Got hired into a diverse team. Didn’t give it any thought as I couldn’t care less on race / sex whatever.

Was then informed how they hated hiring me because of my race. But they had way to many unqualified people and were desperate.

Lots of people liked me as an individual. But constantly ranted on how much they despised white males.

I would rather they not hired because of my race / sex. Then to hire me despite it.


> I couldn’t care less on race / sex whatever. [..] they hated hiring me because of my race [..] constantly ranted on how much they despised white males.

How long do you think your enlightened post-racial individualism will remain tenable against groups that proudly organize along ethnic lines?


What is the end game? Because dividing up a country along ethnic lines often leads to ethnic cleansing.


You're already divided - the team that hired you told you so to your face.


Weird, I've had the opposite experience. The vast majority are Asian, and most of those are of Indian descent. I would say about 30% of the candidates we get are white and many of those are European.


I was going to say this too. In my new team 4 out of 9 are European and its the highest proportion I've ever worked with.


It's interesting seeing "European" as a class of people. There are 44 sovereign countries in Europe and being just bundled together feels super weird for me. It's like there is no distinction between Germans and Greeks while these are two totally different cultures with different cultural norms.


True. Also for India and "Asia". It's almost as if generalising falls flat when you're actually trying to understand people ;)


Just for clarification, your definition of “diverse” here is effectively “not white,” correct?


Isn't that the standard these days? It totally ignores ethnic diversity within the "white" population but ... "whatever" would be the general response I guess.


Probably standard only in NA/Anglosphere.

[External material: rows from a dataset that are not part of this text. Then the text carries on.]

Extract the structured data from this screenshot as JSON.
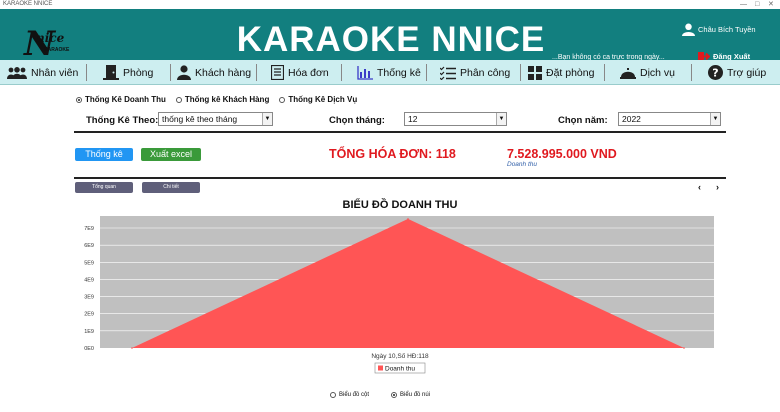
{
  "window": {
    "title": "KARAOKE NNICE"
  },
  "header": {
    "logo_text": "nice",
    "logo_sub": "KARAOKE",
    "title": "KARAOKE NNICE",
    "slogan": "...Bạn không có ca trực trong ngày...",
    "user_name": "Châu Bích Tuyền",
    "logout_label": "Đăng Xuất"
  },
  "nav": [
    {
      "label": "Nhân viên",
      "icon": "users-icon"
    },
    {
      "label": "Phòng",
      "icon": "door-icon"
    },
    {
      "label": "Khách hàng",
      "icon": "person-icon"
    },
    {
      "label": "Hóa đơn",
      "icon": "receipt-icon"
    },
    {
      "label": "Thống kê",
      "icon": "bar-chart-icon"
    },
    {
      "label": "Phân công",
      "icon": "task-list-icon"
    },
    {
      "label": "Đặt phòng",
      "icon": "grid-icon"
    },
    {
      "label": "Dịch vụ",
      "icon": "service-bell-icon"
    },
    {
      "label": "Trợ giúp",
      "icon": "help-icon"
    }
  ],
  "report_types": [
    {
      "label": "Thống Kê Doanh Thu",
      "selected": true
    },
    {
      "label": "Thống kê Khách Hàng",
      "selected": false
    },
    {
      "label": "Thống Kê Dịch Vụ",
      "selected": false
    }
  ],
  "filters": {
    "by_label": "Thống Kê Theo:",
    "by_value": "thống kê theo tháng",
    "month_label": "Chọn tháng:",
    "month_value": "12",
    "year_label": "Chọn năm:",
    "year_value": "2022"
  },
  "actions": {
    "stats_button": "Thống kê",
    "export_button": "Xuất excel"
  },
  "summary": {
    "total_invoices": "TỔNG HÓA ĐƠN: 118",
    "revenue": "7.528.995.000 VND",
    "revenue_sub": "Doanh thu"
  },
  "view_tabs": {
    "overview": "Tổng quan",
    "detail": "Chi tiết"
  },
  "chart_options": {
    "bar": "Biểu đồ cột",
    "area": "Biểu đồ núi",
    "selected": "area"
  },
  "colors": {
    "header": "#127f7f",
    "nav": "#cdeef0",
    "series": "#ff5555",
    "plot_bg": "#c0c0c0"
  },
  "chart_data": {
    "type": "area",
    "title": "BIỂU ĐỒ DOANH THU",
    "xlabel": "Ngày 10,Số HĐ:118",
    "ylabel": "",
    "y_ticks": [
      "0E0",
      "1E9",
      "2E9",
      "3E9",
      "4E9",
      "5E9",
      "6E9",
      "7E9"
    ],
    "ylim": [
      0,
      7700000000.0
    ],
    "x": [
      0,
      1,
      2
    ],
    "series": [
      {
        "name": "Doanh thu",
        "values": [
          0,
          7529000000.0,
          0
        ]
      }
    ],
    "grid": true,
    "legend_position": "bottom"
  }
}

I'm SO glad you said this. We've been trying, for years, to hire more diverse, but if the resumes that come in are white male, that's the only pool we have to choose from.

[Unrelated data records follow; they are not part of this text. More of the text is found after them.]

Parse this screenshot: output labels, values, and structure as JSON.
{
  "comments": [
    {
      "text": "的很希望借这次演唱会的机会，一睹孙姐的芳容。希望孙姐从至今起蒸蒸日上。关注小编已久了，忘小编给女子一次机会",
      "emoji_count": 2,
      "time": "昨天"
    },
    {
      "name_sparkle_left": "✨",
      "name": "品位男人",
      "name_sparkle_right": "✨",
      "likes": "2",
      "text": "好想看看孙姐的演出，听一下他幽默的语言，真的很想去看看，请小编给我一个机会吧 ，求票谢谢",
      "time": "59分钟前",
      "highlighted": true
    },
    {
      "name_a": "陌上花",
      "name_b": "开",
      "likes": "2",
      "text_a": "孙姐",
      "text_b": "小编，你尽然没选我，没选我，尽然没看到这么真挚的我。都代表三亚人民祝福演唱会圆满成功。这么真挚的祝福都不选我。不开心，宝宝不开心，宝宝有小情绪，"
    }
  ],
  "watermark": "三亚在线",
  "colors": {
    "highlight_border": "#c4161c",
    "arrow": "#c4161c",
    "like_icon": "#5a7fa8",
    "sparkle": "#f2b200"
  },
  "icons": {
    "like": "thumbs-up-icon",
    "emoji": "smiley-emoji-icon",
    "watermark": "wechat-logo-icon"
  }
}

Things are getting better, our T1 and T2 incident responders are more diverse, and our Data Scientist positions were much easier to fill from a diversity standpoint.


An anecdote: the head of recruiting one time approached me and made a comment about there being a lack of diversity on my team (my team was all White males). She (head of recruiting) was Indian. Every few weeks an email goes out about new hires. I noticed that a department head, who is Indian, has a team entirely comprised of other Indians. I asked the recruiter "I am not seeing a lot of diversity on that team. Are you also concerned with that?" Recruiter was totally caught off guard - of course the reason is clear. Diversity always means less White people. A team of no Whites is the epitome of diversity. She stopped bothering me at that point.


I think it is worth pointing out that this simply is not true. The epitome of diversity is when the makeup of a team reflects the demographic makeup of the larger society.


Wrong. Look at D&I reports that are published publicly. Diversity is the percent of non white, or non male, or non heterosexual employees depending on the graph.

The company where I work recently published such a report. Population demographics have nothing to do with the hiring quotas.


There is a lot to unpack here, but what you are saying is only true in the context of an all-white, all-male company that is trying to become more diverse.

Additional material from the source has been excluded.